Your notion of "optimizing for the hardware" is something that isn't real. According to your theory, Linux also shouldn't perform well because it also is hardware-agnostic.
As for what OEMs have to do, a modern mobile device is immensely complex, consisting of dozens of processors, many on the SoC (system on a chip) but many not. All of them have to be configured, which is a complex and tedious operation, and easy to get wrong -- and every custom board requires a custom configuration. In addition, there are drivers for all of the bits and pieces that have to be assembled and tested together. Plus there's also typically a complex, multi-stage boot process that has to be orchestrated to bring up all the bits and pieces of the hardware in the right way and in the right order. And other stuff that I don't know about because I'm not a hardware systems guy.

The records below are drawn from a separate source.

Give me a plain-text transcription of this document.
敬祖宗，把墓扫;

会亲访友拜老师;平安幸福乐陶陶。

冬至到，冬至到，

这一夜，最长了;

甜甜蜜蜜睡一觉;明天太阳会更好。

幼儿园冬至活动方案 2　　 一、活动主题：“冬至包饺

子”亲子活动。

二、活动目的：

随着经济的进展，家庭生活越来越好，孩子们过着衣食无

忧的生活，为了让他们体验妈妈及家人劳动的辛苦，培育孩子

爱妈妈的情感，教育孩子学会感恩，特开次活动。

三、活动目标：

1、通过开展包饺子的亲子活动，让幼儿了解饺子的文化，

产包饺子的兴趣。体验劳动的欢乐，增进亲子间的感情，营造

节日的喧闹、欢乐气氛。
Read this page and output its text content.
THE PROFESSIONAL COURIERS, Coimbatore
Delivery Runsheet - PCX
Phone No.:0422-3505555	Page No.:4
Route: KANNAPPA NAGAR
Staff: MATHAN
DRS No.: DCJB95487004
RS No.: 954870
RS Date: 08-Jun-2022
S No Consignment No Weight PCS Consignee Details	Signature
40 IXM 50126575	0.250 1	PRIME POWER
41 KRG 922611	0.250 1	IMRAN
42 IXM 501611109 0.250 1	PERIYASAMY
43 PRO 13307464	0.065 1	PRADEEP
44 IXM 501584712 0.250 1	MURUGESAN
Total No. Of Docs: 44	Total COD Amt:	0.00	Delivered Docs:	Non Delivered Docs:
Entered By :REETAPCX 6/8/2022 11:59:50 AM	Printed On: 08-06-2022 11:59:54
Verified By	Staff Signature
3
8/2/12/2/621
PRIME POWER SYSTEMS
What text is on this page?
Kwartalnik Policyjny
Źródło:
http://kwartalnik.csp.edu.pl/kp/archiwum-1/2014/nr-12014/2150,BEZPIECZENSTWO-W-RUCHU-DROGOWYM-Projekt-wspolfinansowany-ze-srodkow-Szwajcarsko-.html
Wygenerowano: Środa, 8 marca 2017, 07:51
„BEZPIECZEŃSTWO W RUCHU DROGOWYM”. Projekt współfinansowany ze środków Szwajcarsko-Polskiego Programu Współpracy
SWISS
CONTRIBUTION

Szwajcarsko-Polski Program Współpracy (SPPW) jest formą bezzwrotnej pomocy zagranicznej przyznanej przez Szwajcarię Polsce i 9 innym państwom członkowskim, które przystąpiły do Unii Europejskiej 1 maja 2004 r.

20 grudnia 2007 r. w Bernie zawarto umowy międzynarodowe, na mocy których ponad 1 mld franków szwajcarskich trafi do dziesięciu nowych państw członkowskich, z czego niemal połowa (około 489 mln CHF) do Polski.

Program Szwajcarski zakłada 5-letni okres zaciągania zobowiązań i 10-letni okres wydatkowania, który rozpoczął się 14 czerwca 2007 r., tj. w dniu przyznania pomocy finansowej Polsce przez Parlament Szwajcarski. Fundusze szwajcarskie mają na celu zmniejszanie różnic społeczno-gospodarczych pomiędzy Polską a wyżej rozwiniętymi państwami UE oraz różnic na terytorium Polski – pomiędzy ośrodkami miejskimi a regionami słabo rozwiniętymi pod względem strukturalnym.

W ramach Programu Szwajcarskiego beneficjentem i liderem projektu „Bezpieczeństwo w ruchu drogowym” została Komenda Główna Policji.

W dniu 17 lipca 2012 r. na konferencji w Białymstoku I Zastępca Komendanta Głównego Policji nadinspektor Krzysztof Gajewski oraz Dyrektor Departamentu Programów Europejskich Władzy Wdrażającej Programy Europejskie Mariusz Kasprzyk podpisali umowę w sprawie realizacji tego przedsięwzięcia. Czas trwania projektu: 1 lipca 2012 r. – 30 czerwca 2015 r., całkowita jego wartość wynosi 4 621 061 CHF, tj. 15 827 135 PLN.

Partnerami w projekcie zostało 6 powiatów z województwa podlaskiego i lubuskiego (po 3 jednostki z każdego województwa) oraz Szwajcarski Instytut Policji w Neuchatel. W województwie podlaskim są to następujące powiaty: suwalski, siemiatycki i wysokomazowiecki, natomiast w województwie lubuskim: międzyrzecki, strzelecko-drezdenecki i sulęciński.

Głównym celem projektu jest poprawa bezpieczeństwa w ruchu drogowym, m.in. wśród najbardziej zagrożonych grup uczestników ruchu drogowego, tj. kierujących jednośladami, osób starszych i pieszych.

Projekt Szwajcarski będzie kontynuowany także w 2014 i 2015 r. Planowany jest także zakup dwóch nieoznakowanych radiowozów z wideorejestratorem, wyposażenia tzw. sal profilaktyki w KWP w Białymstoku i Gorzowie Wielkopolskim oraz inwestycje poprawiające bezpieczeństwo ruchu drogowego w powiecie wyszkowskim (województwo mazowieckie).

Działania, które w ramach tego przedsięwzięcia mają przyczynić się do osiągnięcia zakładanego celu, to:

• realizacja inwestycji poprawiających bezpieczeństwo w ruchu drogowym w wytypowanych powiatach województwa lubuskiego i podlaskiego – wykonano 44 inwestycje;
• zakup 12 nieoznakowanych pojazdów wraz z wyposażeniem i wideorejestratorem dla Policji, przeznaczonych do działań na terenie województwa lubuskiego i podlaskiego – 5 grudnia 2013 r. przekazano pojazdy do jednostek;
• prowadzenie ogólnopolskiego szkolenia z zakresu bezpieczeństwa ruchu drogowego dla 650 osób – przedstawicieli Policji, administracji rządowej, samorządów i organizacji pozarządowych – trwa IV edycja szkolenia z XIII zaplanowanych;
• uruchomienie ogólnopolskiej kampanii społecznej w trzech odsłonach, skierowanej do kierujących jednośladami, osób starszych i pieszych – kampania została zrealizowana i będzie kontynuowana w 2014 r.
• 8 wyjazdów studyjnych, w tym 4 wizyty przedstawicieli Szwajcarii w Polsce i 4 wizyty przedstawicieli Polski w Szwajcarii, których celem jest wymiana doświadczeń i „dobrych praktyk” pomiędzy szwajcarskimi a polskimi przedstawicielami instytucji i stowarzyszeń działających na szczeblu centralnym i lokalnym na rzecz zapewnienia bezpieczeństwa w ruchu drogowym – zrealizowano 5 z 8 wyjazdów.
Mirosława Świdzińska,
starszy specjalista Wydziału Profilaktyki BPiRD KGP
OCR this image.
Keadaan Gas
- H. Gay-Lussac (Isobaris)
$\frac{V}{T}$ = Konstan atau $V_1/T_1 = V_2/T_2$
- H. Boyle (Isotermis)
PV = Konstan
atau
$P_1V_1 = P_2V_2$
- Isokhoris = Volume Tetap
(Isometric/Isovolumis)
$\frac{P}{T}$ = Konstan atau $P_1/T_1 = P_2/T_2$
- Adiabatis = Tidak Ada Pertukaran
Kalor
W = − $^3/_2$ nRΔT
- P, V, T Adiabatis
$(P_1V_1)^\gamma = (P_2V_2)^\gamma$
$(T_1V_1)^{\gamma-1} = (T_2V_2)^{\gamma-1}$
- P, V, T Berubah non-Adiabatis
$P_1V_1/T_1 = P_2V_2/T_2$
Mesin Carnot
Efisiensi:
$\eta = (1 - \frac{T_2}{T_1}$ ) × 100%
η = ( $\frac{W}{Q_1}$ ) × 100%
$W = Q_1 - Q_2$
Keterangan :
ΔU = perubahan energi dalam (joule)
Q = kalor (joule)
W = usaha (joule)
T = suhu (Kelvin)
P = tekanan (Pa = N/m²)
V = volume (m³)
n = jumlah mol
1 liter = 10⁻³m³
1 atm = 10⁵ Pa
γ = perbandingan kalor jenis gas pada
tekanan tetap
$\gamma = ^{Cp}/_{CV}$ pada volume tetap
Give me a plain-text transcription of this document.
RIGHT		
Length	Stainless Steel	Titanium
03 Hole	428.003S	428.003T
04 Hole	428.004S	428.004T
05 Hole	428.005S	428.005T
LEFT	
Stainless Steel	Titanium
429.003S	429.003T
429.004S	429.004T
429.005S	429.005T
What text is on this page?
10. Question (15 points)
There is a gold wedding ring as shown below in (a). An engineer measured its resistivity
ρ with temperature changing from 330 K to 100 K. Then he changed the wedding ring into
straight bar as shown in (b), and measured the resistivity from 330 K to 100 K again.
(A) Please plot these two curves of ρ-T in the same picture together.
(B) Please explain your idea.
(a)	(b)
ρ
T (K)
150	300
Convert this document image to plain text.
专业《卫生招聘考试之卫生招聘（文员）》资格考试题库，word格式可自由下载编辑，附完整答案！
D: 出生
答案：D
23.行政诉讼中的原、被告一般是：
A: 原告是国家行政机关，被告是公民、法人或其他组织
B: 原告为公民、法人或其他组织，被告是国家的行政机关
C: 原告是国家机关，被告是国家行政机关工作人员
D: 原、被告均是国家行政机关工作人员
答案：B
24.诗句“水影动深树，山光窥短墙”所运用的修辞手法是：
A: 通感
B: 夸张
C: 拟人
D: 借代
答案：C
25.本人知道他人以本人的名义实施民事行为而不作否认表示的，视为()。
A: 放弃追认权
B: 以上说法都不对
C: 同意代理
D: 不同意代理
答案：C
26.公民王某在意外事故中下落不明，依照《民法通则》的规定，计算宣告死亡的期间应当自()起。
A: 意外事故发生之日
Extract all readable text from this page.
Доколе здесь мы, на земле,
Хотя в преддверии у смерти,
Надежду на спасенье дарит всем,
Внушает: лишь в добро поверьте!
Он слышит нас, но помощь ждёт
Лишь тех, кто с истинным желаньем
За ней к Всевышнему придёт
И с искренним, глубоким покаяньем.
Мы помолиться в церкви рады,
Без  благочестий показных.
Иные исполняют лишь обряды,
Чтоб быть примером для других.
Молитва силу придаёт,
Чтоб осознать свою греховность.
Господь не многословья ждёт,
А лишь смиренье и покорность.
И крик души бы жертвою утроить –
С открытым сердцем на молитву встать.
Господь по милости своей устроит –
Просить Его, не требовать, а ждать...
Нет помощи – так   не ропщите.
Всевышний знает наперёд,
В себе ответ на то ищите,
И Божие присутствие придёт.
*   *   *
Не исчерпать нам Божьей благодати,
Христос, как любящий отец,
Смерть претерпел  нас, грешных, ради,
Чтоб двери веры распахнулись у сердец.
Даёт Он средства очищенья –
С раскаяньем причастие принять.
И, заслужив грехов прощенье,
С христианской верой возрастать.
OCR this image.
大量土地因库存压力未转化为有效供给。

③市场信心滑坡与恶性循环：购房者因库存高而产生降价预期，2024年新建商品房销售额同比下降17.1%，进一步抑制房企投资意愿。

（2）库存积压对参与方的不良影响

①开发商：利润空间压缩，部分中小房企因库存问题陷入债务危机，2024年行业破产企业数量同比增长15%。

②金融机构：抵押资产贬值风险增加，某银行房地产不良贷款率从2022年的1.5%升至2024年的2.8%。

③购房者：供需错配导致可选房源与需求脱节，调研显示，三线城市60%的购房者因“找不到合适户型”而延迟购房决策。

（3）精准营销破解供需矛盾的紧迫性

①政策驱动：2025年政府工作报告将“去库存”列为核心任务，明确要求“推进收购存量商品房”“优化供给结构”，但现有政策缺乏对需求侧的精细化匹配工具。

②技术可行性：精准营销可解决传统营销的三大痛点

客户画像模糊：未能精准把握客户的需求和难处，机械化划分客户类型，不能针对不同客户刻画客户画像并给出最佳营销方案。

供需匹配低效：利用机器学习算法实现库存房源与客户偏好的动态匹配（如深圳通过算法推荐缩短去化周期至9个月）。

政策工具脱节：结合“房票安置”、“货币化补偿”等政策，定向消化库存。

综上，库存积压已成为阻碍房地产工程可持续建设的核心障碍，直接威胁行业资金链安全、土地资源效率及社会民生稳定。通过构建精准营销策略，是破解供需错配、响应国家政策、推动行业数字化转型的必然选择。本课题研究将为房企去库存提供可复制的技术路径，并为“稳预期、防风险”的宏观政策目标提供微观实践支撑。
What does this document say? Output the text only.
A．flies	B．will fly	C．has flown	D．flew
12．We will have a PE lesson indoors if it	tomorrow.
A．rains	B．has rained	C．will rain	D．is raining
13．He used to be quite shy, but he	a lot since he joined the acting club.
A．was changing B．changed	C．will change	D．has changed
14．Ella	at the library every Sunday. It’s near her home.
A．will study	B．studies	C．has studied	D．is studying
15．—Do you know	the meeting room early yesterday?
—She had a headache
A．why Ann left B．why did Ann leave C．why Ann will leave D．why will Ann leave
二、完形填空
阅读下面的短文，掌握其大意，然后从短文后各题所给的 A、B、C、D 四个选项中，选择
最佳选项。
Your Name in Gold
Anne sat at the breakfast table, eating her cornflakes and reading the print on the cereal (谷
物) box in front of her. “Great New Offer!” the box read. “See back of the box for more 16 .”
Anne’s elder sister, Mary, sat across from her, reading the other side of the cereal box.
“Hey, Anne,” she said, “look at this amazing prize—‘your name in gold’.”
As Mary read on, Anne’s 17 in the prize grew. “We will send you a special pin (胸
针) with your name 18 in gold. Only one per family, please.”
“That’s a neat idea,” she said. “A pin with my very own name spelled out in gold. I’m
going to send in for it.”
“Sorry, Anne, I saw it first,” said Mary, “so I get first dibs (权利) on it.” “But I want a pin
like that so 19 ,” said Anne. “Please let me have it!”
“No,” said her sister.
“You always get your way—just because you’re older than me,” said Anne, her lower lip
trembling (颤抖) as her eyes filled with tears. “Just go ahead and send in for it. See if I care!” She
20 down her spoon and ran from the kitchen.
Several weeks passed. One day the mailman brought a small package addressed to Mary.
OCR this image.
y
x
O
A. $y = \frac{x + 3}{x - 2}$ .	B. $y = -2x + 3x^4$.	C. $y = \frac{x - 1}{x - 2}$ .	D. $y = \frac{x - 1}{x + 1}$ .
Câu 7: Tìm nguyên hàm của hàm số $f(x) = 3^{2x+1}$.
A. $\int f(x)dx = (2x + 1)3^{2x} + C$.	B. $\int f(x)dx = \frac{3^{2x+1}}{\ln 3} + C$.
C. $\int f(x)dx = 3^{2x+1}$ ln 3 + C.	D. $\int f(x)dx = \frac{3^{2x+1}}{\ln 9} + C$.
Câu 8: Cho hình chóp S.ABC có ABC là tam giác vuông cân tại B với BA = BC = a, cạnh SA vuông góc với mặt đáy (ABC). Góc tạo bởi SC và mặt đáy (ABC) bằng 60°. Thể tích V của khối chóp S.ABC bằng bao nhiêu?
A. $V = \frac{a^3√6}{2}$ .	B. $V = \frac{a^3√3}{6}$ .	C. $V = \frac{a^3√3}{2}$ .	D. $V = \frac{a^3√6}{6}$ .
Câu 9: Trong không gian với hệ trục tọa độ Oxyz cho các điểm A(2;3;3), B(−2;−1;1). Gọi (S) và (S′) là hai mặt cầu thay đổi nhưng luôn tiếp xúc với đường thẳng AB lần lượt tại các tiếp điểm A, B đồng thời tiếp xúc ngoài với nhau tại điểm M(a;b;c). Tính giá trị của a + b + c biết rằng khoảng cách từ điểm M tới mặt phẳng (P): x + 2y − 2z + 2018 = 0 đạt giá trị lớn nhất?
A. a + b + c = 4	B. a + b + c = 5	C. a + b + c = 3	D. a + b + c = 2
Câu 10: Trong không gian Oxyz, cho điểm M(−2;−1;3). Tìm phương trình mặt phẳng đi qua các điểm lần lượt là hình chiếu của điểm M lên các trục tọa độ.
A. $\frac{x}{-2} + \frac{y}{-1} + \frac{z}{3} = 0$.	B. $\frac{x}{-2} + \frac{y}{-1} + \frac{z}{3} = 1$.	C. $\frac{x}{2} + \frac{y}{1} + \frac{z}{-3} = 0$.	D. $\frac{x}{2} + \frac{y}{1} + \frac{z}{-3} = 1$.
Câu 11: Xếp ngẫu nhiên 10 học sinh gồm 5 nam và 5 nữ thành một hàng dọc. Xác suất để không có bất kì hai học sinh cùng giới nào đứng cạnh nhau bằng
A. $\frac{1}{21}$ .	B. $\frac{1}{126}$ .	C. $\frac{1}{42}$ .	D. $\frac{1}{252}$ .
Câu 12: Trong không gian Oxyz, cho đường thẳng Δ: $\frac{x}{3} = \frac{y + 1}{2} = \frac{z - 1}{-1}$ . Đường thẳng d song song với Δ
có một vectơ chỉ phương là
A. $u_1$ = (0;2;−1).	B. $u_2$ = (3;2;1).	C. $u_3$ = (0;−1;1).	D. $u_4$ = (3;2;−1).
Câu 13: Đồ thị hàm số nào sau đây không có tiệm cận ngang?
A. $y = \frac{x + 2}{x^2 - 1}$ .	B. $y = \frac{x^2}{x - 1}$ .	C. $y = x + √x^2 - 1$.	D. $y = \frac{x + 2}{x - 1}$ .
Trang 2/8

Some of the above doesn't depend on the OS, and can be done before it's available. But much of it does depend on OS requirements and has to wait.
And then if the OEM decides to customize Android they have to do that, with whatever skin, and default apps they want, plus whatever changes they need deep in the system to support the hardware and their changes to the software. Finally there is lots and lots of testing, because such complex, custom devices always expose new interactions between components that have to be debugged and fixed. Oh, and lots of hardware testing as well, including endless burn-in tests to validate that the stuff not only works but that some subtle design flaw doesn't stop it from working.
And I'm sure there's still more that I don't know about at that level as well.
Then they have to run Google's compliance tests, to find out what they've broken with all of their changes, or what they missed in configuring their device for proper support (actually, this is something they do throughout, not at the end), and then go back and fix what's broken until it passes... or else negotiate with Google for waivers on things they think should be okay.
Then comes carrier validation and testing, more rounds of fixes, etc.
Little or none of this has anything to do with "optimization". That's mostly the compiler's job, and it does that job well.